Hay una primera vez para todo, y si eres nuevo en la elaboración de presupuestos, no te preocupes: nunca es demasiado tarde para empezar. Tus finanzas te lo agradecerán. Un presupuesto bien estructurado te ayudará a conocer mejor tu dinero, reducir la ansiedad financiera y evitar ignorar tus cuentas. Dedica tiempo a analizar tus finanzas con un asesor, un compañero o simplemente con una hoja de cálculo confiable.
Reservar tiempo para tus finanzas no tiene que ser aburrido ni aterrador. Enciende unas velas, toma un refrigerio, respira profundo y vuélvelo un acto de cuidado personal. Cambiar tu enfoque hará que presupuestar sea una rutina placentera. Aquí van consejos de expertas que te convertirán en un profesional del presupuesto en poco tiempo.
1. Manténlo simple
Al crear tu primer presupuesto, opta por la simplicidad para evitar abrumarte y facilitar su mantenimiento.
"Muchas personas creen que necesitan presupuestos complicados con hojas de cálculo elaboradas, pero no es así", explica Tonya Rapley, experta en finanzas para millennials y fundadora de My Fab Finance. Recomienda listar tus gastos del último mes, cargos anuales o trimestrales, y restar tus ingresos. Así verás cuánto ahorras versus gastas, e identificarás áreas para recortar.

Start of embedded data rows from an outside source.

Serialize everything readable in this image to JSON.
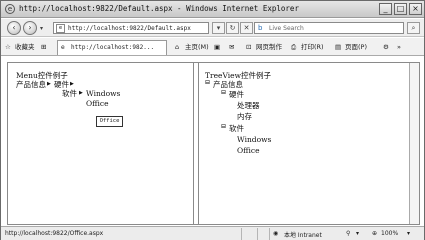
{
  "window": {
    "title": "http://localhost:9822/Default.aspx - Windows Internet Explorer",
    "controls": [
      "_",
      "□",
      "×"
    ]
  },
  "addressbar": {
    "url": "http://localhost:9822/Default.aspx",
    "search_placeholder": "Live Search"
  },
  "commandbar": {
    "favorites": "收藏夹",
    "tab_title": "http://localhost:982...",
    "home": "主页(M)",
    "page_tools": "网页制作",
    "print": "打印(R)",
    "page": "页面(P)"
  },
  "menu_panel": {
    "title": "Menu控件例子",
    "item_products": "产品信息",
    "item_hardware": "硬件",
    "item_software": "软件",
    "sub_windows": "Windows",
    "sub_office": "Office",
    "tooltip": "Office"
  },
  "tree_panel": {
    "title": "TreeView控件例子",
    "root": "产品信息",
    "hardware": "硬件",
    "processor": "处理器",
    "memory": "内存",
    "software": "软件",
    "windows": "Windows",
    "office": "Office"
  },
  "status": {
    "url": "http://localhost:9822/Office.aspx",
    "zone": "本地 Intranet",
    "zoom": "100%"
  },
  "colors": {
    "titlebar": "#d8d8d8",
    "border": "#8a8a8a"
  }
}
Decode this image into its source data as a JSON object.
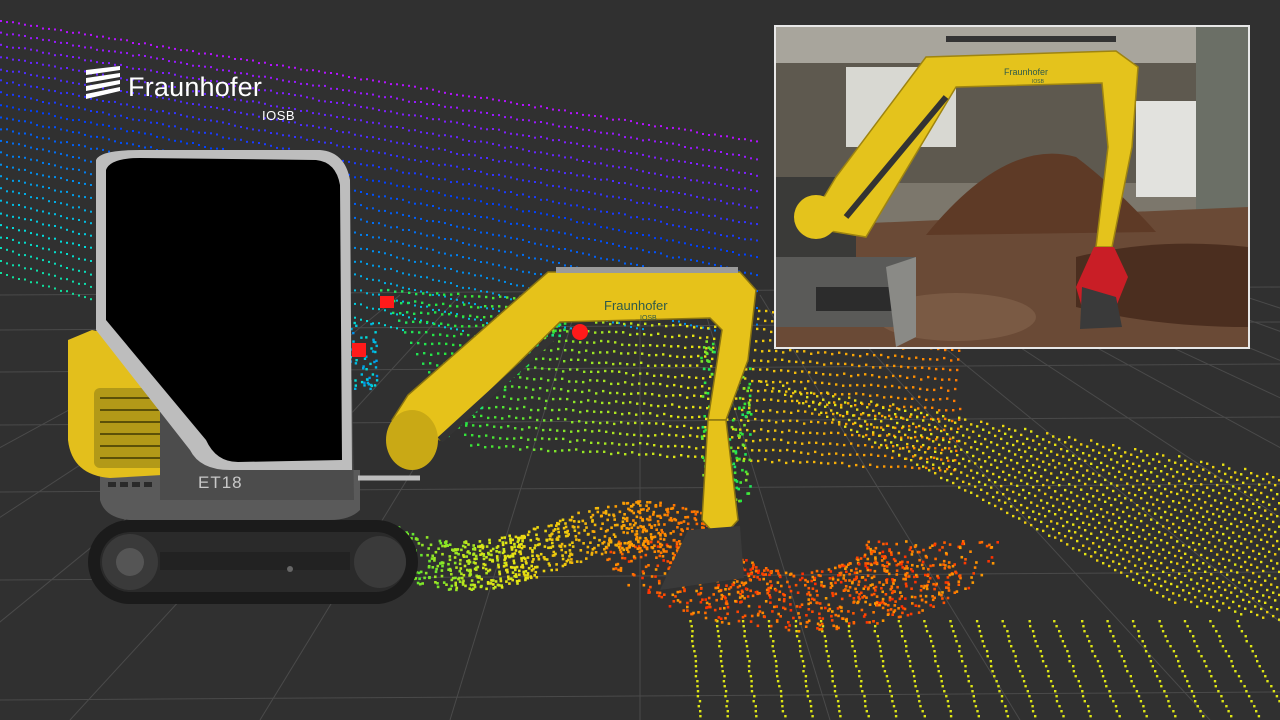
{
  "logo": {
    "brand": "Fraunhofer",
    "institute": "IOSB"
  },
  "machine": {
    "model_label": "ET18",
    "boom_brand": "Fraunhofer",
    "boom_sub": "IOSB"
  },
  "inset_photo": {
    "boom_brand": "Fraunhofer",
    "boom_sub": "IOSB"
  },
  "colors": {
    "background": "#303030",
    "grid": "#4a4a4a",
    "excavator_yellow": "#e6c21a",
    "marker_red": "#ff1a1a"
  }
}
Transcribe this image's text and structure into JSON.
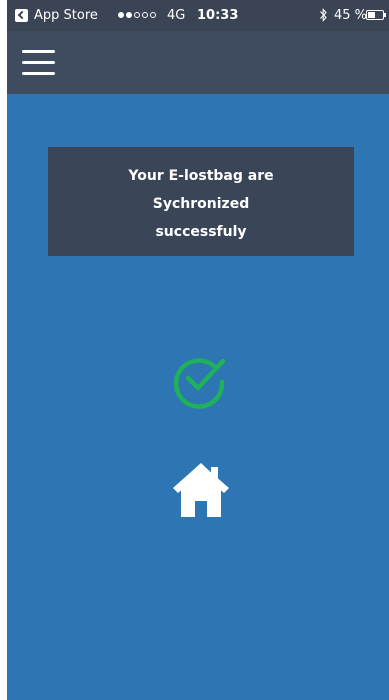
{
  "status_bar": {
    "carrier": "App Store",
    "signal_dots_filled": 2,
    "signal_dots_total": 5,
    "network": "4G",
    "time": "10:33",
    "battery_percent": "45 %",
    "icons": [
      "app-store-back-icon",
      "bluetooth-icon",
      "battery-icon"
    ]
  },
  "navbar": {
    "menu_icon": "hamburger-menu-icon"
  },
  "message": {
    "lines": [
      "Your E-lostbag are",
      "Sychronized",
      "successfuly"
    ]
  },
  "icons": {
    "success": "check-circle-icon",
    "home": "home-icon"
  },
  "colors": {
    "background": "#2d75b3",
    "status_bar": "#3a4454",
    "navbar": "#3f4b5e",
    "message_box": "#3a4658",
    "success_green": "#1fb25a"
  }
}
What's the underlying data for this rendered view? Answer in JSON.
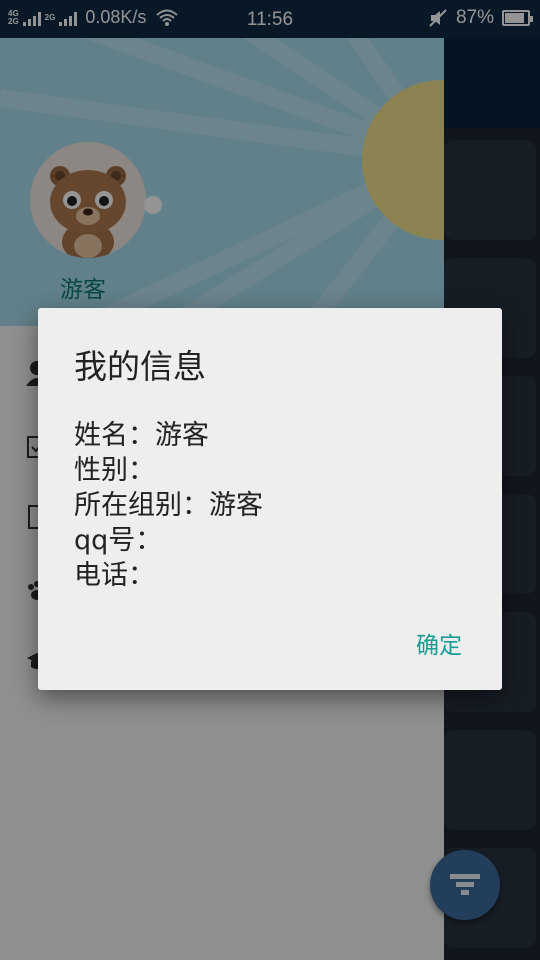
{
  "status_bar": {
    "network_tag_1": "4G",
    "network_tag_2": "2G",
    "network_tag_3": "2G",
    "speed": "0.08K/s",
    "time": "11:56",
    "battery": "87%",
    "battery_level": 0.87
  },
  "drawer": {
    "username": "游客"
  },
  "dialog": {
    "title": "我的信息",
    "fields": [
      "姓名：游客",
      "性别：",
      "所在组别：游客",
      "qq号：",
      "电话："
    ],
    "confirm_label": "确定"
  },
  "colors": {
    "accent": "#159e91",
    "header_bg": "#a9dcee",
    "fab": "#3d6b9c"
  }
}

Una estructura sencilla como el presupuesto 50/30/20 es ideal, según Colleen McCreary, directora de personal y defensora financiera de Credit Karma. Divide en: 50% necesidades, 30% deseos y 20% ahorros o deudas. "Ajusta los porcentajes a tu estilo de vida; debe funcionar para ti", añade. Usa apps de presupuestos para un seguimiento aún más fácil.
2. Basado en tus ingresos
Adapta el presupuesto a tu periodicidad de ingresos: semanal si cobras así, mensual si es tu caso, sugiere Rapley.
Prueba formatos hasta hallar el ideal para tu vida y metas financieras.
Observa tu frecuencia de gastos. "Si usas la tarjeta diariamente, un presupuesto semanal te ayudará a controlarlos", dice McCreary. Abre una cuenta corriente separada para gastos: deposita según tu plan y monitorea lo que gastas o ahorras.
3. Evita tentaciones de gasto
Una vez creado, cúmplelo. Evita situaciones de gasto previsible, como cenas con amigos; opta por cocinar o actividades caseras. "No pagues por lo que puedes hacer tú hasta poder permitirlo", aconseja Rapley.
Reserva días sin gastar: cocina en casa o busca opciones gratuitas. "Te sorprenderá cuánto suman las compras pequeñas; ahorrarás mucho", indica McCreary.
Revisa cada pocas semanas, establece metas realistas y evita rigidez extrema que lleve a compras impulsivas.
4. Establece metas y adáptalo a ellas
Define objetivos como pagar deudas, comprar casa o jubilarte, y moldea tu presupuesto en torno a ellos. "Es una guía para metas específicas", dice McCreary.
Para mantener el ritmo, usa herramientas flexibles como Affirm, que permite pagos a plazos sin cargos por retraso en comercios como Target o Walmart.
El presupuesto revela hábitos, te prepara para imprevistos y te da control real. Prueba métodos hasta encontrar el tuyo: no busca perfección, sino que funcione para ti.